William Kunstler Held in Contempt of Court by Justice Kenneth Browne

People v. York, 518 N.Y.S.2d 665 (App. Div. 1987)

William Kunstler was one of the most famous civil rights lawyers of his era. From 1957 until his death in 1995, Kunstler represented a wide variety of prominent defendants, including the Freedom Riders, Jack Ruby, Lenny Bruce, Martin Luther King Jr., and Assata Shakur.

He won an acquittal for the Chicago Seven. He drew up the demands of American Indians at Wounded Knee. He took apart, on cross-examination, a witness’s identification of Kunstler’s defendant as one of the inmates who had murdered a guard during the Attica prison riot. And he lent his services to the mob—according to him, for free, and according to Mafia member and former Kunstler defendant Louis Ferrante, for a hundred grand.
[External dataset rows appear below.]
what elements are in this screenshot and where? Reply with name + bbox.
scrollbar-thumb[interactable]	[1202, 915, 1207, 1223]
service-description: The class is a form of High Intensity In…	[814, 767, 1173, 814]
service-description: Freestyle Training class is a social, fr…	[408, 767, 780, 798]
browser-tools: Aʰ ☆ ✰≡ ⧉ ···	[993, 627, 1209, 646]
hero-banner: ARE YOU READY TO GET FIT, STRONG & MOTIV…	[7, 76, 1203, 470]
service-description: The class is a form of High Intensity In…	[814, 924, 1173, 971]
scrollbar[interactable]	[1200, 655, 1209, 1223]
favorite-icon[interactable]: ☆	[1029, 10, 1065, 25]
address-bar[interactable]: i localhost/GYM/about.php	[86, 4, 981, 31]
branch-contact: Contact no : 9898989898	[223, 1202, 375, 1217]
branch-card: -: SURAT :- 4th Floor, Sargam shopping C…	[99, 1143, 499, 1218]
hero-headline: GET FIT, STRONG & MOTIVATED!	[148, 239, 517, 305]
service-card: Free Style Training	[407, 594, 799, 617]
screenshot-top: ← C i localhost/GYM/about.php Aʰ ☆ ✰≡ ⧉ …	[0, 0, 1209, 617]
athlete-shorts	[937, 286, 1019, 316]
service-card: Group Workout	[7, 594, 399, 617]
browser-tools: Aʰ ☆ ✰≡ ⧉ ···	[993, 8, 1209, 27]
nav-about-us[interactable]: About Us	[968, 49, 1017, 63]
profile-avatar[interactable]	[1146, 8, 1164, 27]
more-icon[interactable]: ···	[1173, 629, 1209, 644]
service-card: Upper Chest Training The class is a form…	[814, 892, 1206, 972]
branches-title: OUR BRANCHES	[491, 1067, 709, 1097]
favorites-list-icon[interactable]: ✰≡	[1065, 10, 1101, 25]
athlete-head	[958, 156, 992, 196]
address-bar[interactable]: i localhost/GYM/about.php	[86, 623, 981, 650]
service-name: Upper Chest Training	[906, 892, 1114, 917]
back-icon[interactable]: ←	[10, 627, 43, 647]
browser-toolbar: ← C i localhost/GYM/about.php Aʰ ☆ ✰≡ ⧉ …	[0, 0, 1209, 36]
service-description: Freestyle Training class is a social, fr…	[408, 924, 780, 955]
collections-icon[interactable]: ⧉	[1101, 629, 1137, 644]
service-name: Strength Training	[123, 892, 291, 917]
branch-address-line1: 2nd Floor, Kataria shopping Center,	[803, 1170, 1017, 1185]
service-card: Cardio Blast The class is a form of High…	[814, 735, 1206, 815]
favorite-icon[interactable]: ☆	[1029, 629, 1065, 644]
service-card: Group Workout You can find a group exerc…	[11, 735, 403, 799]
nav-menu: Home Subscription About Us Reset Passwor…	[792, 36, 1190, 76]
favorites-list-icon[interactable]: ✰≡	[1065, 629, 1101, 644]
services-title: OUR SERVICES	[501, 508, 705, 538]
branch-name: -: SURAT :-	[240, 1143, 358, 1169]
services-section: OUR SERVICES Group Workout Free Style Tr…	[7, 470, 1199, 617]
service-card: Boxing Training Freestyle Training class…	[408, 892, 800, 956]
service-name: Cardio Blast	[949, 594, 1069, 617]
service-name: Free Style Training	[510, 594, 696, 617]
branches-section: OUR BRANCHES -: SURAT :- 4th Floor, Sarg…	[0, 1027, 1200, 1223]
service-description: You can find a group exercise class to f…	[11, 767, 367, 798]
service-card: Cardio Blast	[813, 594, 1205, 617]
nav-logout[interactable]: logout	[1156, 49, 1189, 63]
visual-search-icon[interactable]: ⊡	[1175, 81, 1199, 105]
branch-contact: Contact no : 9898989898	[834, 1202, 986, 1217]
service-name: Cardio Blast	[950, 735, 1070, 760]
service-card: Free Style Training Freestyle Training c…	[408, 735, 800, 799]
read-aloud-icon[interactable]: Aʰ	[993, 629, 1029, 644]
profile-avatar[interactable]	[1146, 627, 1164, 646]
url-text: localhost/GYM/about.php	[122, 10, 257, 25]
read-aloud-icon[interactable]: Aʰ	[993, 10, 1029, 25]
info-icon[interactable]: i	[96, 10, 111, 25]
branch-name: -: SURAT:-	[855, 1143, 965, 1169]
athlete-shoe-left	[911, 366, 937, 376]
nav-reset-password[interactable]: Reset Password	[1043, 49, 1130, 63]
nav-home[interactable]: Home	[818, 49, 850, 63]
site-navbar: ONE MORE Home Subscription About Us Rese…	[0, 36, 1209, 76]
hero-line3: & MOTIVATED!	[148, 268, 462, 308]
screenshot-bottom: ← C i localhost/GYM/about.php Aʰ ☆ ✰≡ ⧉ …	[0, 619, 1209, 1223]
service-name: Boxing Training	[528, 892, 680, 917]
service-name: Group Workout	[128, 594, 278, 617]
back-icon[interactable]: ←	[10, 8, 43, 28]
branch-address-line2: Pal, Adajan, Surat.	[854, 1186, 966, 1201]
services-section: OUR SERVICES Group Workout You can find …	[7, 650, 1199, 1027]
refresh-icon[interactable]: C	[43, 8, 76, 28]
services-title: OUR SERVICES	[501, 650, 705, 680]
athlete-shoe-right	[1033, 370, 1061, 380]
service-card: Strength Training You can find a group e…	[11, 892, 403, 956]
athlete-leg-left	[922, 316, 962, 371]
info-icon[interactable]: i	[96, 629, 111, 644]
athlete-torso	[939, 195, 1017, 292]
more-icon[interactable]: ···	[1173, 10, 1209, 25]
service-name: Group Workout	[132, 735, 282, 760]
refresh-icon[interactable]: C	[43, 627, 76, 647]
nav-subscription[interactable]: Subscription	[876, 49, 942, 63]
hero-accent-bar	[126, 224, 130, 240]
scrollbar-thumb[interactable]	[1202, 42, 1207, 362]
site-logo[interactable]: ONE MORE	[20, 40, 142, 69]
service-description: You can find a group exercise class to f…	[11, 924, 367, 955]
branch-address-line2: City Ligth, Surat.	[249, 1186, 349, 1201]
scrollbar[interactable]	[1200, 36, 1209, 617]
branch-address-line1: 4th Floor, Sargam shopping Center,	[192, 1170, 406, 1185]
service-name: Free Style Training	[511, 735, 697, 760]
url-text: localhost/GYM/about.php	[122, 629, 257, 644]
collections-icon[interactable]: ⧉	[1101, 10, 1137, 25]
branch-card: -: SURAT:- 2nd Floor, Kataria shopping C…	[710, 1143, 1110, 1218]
He is pictured here during the trial of Anthony LaBorde and James York, two former Black Panthers convicted of attempted murder in 1982. At one point in the proceedings, his impassioned defense of LaBorde and York led Justice Kenneth Browne to cite him for contempt of court.

In her memoirs, Dengrove wrote that Kunstler’s dedication to his clients was never in question.
“I only defend those whose goals I share,” Kunstler said during a 1970 interview with the New York Times. “I'm not a lawyer for hire. I only defend those I love.”